Critics claim that Karzai helped rush the bill through parliament in a bid to appease Islamic fundamentalists ahead of elections in August.
In a massive blow for women's rights, the new Shia Family Law negates the need for sexual consent between married couples, tacitly approves child marriage and restricts a woman's right to leave the home, according to UN papers seen by The Independent.
"It is one of the worst bills passed by the parliament this century," fumed Shinkai Karokhail, a woman MP who campaigned against the legislation.
"It is totally against women's rights. This law makes women more vulnerable," she added.
The law regulates personal matters like marriage, divorce, inheritance and sexual relations among Afghanistan's minority Shia community.
"It's about votes.
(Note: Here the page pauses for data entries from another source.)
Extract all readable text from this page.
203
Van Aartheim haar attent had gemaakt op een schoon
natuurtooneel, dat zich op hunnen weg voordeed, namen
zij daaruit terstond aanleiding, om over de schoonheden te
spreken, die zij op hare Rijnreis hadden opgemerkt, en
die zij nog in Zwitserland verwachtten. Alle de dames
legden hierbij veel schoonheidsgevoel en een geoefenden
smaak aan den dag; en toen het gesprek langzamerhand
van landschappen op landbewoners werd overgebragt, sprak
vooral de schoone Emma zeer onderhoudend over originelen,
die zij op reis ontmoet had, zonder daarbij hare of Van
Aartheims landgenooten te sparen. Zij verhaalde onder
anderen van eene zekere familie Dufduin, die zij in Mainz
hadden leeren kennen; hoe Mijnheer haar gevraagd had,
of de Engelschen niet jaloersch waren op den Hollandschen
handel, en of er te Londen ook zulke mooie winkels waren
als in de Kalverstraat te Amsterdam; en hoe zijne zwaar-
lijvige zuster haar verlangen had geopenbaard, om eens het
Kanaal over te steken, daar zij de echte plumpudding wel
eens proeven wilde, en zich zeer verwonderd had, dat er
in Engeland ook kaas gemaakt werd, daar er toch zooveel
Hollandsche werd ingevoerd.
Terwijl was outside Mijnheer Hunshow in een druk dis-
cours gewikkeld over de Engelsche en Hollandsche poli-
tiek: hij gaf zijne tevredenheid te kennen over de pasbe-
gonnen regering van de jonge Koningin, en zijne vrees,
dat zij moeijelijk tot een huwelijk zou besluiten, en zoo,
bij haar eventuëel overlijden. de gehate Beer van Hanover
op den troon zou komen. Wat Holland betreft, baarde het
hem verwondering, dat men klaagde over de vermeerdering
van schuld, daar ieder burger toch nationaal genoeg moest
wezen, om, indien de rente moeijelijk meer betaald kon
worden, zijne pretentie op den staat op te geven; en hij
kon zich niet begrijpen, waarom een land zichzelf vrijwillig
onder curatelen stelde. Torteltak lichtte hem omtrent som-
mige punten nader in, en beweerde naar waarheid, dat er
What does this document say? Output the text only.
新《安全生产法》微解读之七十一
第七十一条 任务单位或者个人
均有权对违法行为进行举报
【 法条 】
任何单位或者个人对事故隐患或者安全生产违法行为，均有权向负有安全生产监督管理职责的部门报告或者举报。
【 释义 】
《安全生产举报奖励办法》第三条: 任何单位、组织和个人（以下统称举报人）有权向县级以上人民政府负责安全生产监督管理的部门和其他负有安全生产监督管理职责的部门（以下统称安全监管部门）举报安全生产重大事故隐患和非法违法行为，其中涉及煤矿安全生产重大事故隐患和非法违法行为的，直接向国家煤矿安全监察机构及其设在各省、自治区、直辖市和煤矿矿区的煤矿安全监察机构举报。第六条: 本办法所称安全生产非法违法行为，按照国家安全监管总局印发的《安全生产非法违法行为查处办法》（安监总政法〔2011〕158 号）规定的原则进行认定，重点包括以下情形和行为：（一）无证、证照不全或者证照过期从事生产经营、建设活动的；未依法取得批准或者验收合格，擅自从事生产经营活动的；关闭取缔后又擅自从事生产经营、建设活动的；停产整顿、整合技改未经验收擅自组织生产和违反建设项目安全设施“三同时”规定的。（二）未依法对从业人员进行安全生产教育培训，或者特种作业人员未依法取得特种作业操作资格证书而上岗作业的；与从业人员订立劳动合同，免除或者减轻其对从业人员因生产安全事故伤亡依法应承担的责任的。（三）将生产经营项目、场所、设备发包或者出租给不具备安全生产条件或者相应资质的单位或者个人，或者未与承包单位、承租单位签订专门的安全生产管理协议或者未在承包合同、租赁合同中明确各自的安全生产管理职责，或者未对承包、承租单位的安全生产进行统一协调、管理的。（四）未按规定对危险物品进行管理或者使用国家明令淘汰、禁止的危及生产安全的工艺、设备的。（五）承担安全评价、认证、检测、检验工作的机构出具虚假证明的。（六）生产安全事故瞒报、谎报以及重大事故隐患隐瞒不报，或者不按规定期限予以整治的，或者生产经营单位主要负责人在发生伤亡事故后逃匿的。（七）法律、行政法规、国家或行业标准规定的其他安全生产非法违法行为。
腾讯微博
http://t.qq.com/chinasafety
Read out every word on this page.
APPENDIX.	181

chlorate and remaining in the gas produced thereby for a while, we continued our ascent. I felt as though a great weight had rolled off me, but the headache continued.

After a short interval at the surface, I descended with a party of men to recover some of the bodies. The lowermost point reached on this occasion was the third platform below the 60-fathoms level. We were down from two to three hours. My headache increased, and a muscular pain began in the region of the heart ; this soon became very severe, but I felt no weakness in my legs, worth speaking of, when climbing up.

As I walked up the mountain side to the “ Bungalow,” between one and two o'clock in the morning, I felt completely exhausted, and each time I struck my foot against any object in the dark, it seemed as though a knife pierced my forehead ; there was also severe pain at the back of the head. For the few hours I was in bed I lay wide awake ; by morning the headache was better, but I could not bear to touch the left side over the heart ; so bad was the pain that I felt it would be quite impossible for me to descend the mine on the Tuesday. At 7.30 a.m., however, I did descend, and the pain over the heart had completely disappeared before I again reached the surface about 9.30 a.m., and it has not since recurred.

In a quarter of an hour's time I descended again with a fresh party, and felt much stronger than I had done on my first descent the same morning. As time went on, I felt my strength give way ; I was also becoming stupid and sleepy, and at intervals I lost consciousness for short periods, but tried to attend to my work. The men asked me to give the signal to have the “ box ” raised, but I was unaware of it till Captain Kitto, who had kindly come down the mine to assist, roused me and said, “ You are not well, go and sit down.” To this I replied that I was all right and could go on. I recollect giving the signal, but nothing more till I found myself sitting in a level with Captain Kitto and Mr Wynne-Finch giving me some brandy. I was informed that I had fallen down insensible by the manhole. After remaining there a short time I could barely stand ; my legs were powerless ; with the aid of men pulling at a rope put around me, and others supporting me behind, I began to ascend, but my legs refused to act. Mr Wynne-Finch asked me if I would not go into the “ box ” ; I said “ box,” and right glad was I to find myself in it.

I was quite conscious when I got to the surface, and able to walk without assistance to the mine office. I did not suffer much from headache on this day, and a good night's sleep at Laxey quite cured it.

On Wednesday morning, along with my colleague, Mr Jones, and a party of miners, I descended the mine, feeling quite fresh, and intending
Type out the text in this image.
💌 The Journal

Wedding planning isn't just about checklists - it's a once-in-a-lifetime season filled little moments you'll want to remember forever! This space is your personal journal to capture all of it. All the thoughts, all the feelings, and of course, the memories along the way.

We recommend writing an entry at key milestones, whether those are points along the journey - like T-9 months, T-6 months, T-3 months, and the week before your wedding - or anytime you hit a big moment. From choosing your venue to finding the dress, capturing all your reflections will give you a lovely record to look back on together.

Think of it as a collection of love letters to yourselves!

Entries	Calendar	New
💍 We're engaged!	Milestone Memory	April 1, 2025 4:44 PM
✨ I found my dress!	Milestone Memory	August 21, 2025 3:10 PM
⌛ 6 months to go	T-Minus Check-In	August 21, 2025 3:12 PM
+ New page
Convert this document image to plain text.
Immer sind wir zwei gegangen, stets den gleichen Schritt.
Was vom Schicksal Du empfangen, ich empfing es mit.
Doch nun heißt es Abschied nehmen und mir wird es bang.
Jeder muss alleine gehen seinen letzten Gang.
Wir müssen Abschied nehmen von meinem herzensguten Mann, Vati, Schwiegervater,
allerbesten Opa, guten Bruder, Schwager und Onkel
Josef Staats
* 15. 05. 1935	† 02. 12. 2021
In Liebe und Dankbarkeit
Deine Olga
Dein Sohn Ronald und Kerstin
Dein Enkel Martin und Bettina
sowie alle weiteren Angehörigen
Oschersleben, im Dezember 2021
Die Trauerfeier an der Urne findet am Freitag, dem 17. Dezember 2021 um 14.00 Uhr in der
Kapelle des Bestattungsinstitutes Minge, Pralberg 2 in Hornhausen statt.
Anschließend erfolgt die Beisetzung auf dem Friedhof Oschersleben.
Karzai is in a hurry to appease the Shia because the elections are on the way," Karokhail said.
The provisions are reminiscent of the hardline Taliban regime, which banned women from leaving their homes without a male relative.
But in a sign of Afghanistan's faltering steps towards gender equality, politicians who opposed it have been threatened.
The bill lay dormant for more than a year, but in February it was rushed through parliament as President Karzai sought allies in a constitutional row over the upcoming election.